Tourism operators in the Maldives have expressed concern over a government order to shut down all spas and health centres in resorts.
The ban followed allegations by an opposition Islamist party that spas were being used for prostitution.
Tourism is a key foreign exchange earner for the Maldives.
The islands are a popular destination for wealthy honeymooners and celebrities where luxury rooms can cost up to $12,000 (£7,748) a day.
The Maldives Association of Tourism Industry said the ban would harm the economy. It has appealed for a resolution of the issue.
The tourism ministry on Thursday instructed all resort hotels across the hundreds of islands that make up the Maldives to shut down spas and health centres offering beauty treatments and massages with immediate effect.
Last week the opposition Adhaalath party, a conservative religious movement, staged a protest in the capital Male against such spas, arguing that they were being used as brothels.
"An Islamic party has been agitating against spas hoping to embarrass the government," a senior government figure told the AFP news agency.

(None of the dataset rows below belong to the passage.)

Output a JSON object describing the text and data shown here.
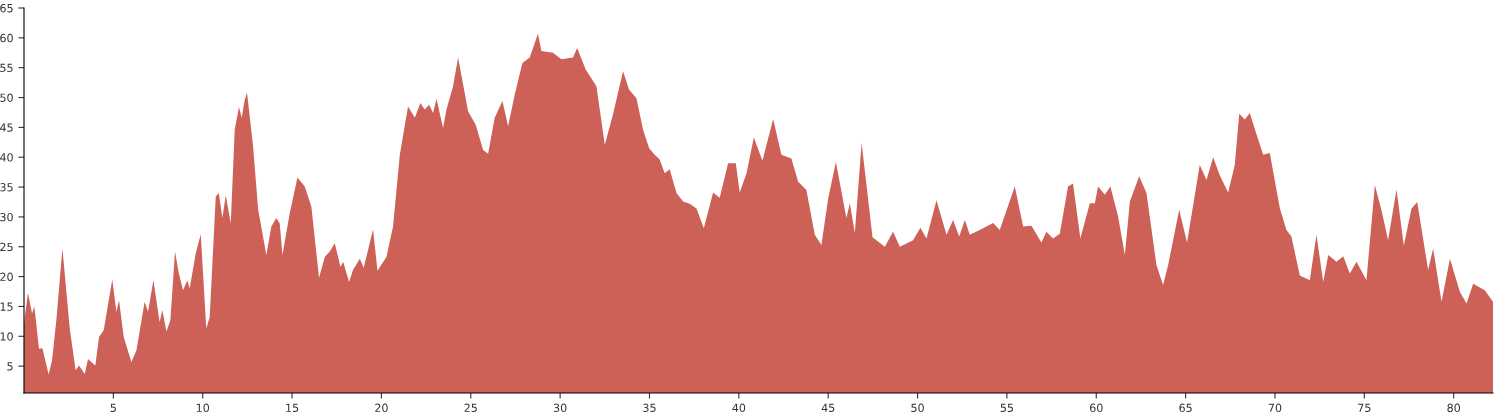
{
  "chart_data": {
    "type": "area",
    "xlim": [
      0,
      82.2
    ],
    "ylim": [
      0.5,
      65
    ],
    "xticks": [
      5,
      10,
      15,
      20,
      25,
      30,
      35,
      40,
      45,
      50,
      55,
      60,
      65,
      70,
      75,
      80
    ],
    "yticks": [
      5,
      10,
      15,
      20,
      25,
      30,
      35,
      40,
      45,
      50,
      55,
      60,
      65
    ],
    "grid": false,
    "legend": false,
    "series": [
      {
        "color": "#cd6158",
        "x": [
          0,
          0.22,
          0.45,
          0.58,
          0.84,
          1.03,
          1.38,
          1.57,
          1.81,
          2.15,
          2.56,
          2.89,
          3.08,
          3.4,
          3.58,
          3.99,
          4.2,
          4.46,
          4.94,
          5.17,
          5.32,
          5.58,
          6.01,
          6.29,
          6.75,
          6.94,
          7.24,
          7.59,
          7.74,
          7.97,
          8.19,
          8.45,
          8.66,
          8.9,
          9.14,
          9.27,
          9.61,
          9.89,
          10.2,
          10.39,
          10.73,
          10.9,
          11.1,
          11.29,
          11.57,
          11.79,
          12.03,
          12.18,
          12.35,
          12.48,
          12.82,
          13.1,
          13.56,
          13.84,
          14.12,
          14.31,
          14.46,
          14.87,
          15.3,
          15.71,
          16.08,
          16.51,
          16.83,
          17.11,
          17.39,
          17.71,
          17.86,
          18.19,
          18.41,
          18.79,
          19.01,
          19.53,
          19.78,
          20.28,
          20.65,
          21.03,
          21.49,
          21.87,
          22.18,
          22.42,
          22.67,
          22.89,
          23.08,
          23.45,
          23.64,
          24.01,
          24.29,
          24.85,
          25.28,
          25.69,
          25.97,
          26.34,
          26.77,
          27.09,
          27.46,
          27.89,
          28.3,
          28.76,
          28.95,
          29.6,
          30.07,
          30.72,
          30.95,
          31.43,
          32.03,
          32.5,
          32.96,
          33.52,
          33.86,
          34.27,
          34.64,
          34.98,
          35.29,
          35.57,
          35.85,
          36.13,
          36.51,
          36.88,
          37.25,
          37.63,
          38.04,
          38.56,
          38.93,
          39.4,
          39.83,
          40.05,
          40.43,
          40.84,
          41.32,
          41.92,
          42.38,
          42.94,
          43.32,
          43.78,
          44.25,
          44.62,
          45,
          45.43,
          46.02,
          46.21,
          46.49,
          46.87,
          47.48,
          48.17,
          48.63,
          49.01,
          49.75,
          50.16,
          50.5,
          51.06,
          51.62,
          51.99,
          52.33,
          52.65,
          52.92,
          53.48,
          54.23,
          54.6,
          55.44,
          55.91,
          56.37,
          56.93,
          57.21,
          57.58,
          57.96,
          58.42,
          58.7,
          59.11,
          59.64,
          59.92,
          60.1,
          60.48,
          60.79,
          61.22,
          61.6,
          61.88,
          62.4,
          62.81,
          63.37,
          63.74,
          64.02,
          64.64,
          65.08,
          65.79,
          66.17,
          66.54,
          66.91,
          67.38,
          67.75,
          68,
          68.31,
          68.59,
          68.97,
          69.34,
          69.71,
          70.27,
          70.64,
          70.92,
          71.39,
          71.95,
          72.32,
          72.7,
          72.98,
          73.44,
          73.82,
          74.19,
          74.56,
          75.12,
          75.59,
          75.96,
          76.33,
          76.8,
          77.21,
          77.64,
          77.96,
          78.57,
          78.85,
          79.32,
          79.79,
          80.35,
          80.72,
          81.09,
          81.74,
          82.2
        ],
        "values": [
          12.1,
          17.3,
          13.8,
          15,
          7.9,
          8,
          3.6,
          6,
          12.7,
          24.7,
          11.3,
          4.3,
          5.1,
          3.7,
          6.2,
          5.1,
          9.9,
          11,
          19.5,
          14.1,
          16,
          9.9,
          5.7,
          7.6,
          15.8,
          14.1,
          19.4,
          12.4,
          14.4,
          10.8,
          12.7,
          24.2,
          20.6,
          17.7,
          19.4,
          18,
          23.9,
          27.1,
          11.3,
          13.2,
          33.4,
          34,
          29.8,
          33.6,
          28.9,
          44.6,
          48.4,
          46.6,
          49.6,
          50.8,
          41.8,
          31.3,
          23.6,
          28.4,
          29.8,
          28.9,
          23.6,
          30.6,
          36.6,
          35.1,
          31.7,
          19.8,
          23.3,
          24.2,
          25.6,
          21.6,
          22.5,
          19.1,
          21.1,
          23,
          21.5,
          27.9,
          21,
          23.3,
          28.4,
          40.4,
          48.5,
          46.6,
          49.1,
          48,
          48.8,
          47.4,
          49.8,
          44.9,
          48,
          51.9,
          56.7,
          47.7,
          45.4,
          41.2,
          40.6,
          46.6,
          49.4,
          45.2,
          50.5,
          55.8,
          56.7,
          60.7,
          57.8,
          57.5,
          56.4,
          56.7,
          58.3,
          54.7,
          51.9,
          42.1,
          47.2,
          54.4,
          51.3,
          49.9,
          44.6,
          41.5,
          40.4,
          39.6,
          37.3,
          38,
          34,
          32.6,
          32.2,
          31.4,
          28.1,
          34.1,
          33.2,
          39,
          39,
          34.1,
          37.3,
          43.3,
          39.4,
          46.4,
          40.4,
          39.8,
          35.9,
          34.5,
          27,
          25.3,
          33.1,
          39.2,
          29.8,
          32.3,
          27.3,
          42.4,
          26.6,
          25,
          27.5,
          25,
          26.1,
          28.2,
          26.4,
          32.8,
          27,
          29.5,
          26.7,
          29.5,
          27,
          27.8,
          29,
          27.8,
          35.1,
          28.4,
          28.5,
          25.7,
          27.5,
          26.4,
          27.2,
          35.1,
          35.6,
          26.4,
          32.3,
          32.3,
          35.1,
          33.7,
          35.1,
          30.1,
          23.6,
          32.6,
          36.8,
          34,
          21.9,
          18.6,
          21.9,
          31.2,
          25.7,
          38.7,
          36.2,
          40,
          37,
          34.1,
          38.7,
          47.3,
          46.3,
          47.4,
          43.8,
          40.4,
          40.7,
          31.5,
          27.8,
          26.7,
          20.2,
          19.4,
          27,
          19.1,
          23.6,
          22.5,
          23.4,
          20.5,
          22.5,
          19.4,
          35.3,
          31.1,
          26.1,
          34.6,
          25.2,
          31.4,
          32.5,
          21.1,
          24.7,
          15.8,
          23,
          17.4,
          15.5,
          18.8,
          17.7,
          15.8
        ]
      }
    ]
  }
}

So far this year the Indian Ocean country has received more than 850,000 tourists attracted to its turquoise blue lagoons and spectacular corals with multi-coloured fish.
Last week President Mohamed Nasheed called for a "tolerant" form of Islam in the country amid growing concern about the influence of hardline Islamic parties.
Industry sources say that they expect the government eventually to revoke the decision on spas because of the huge revenue earned from the business.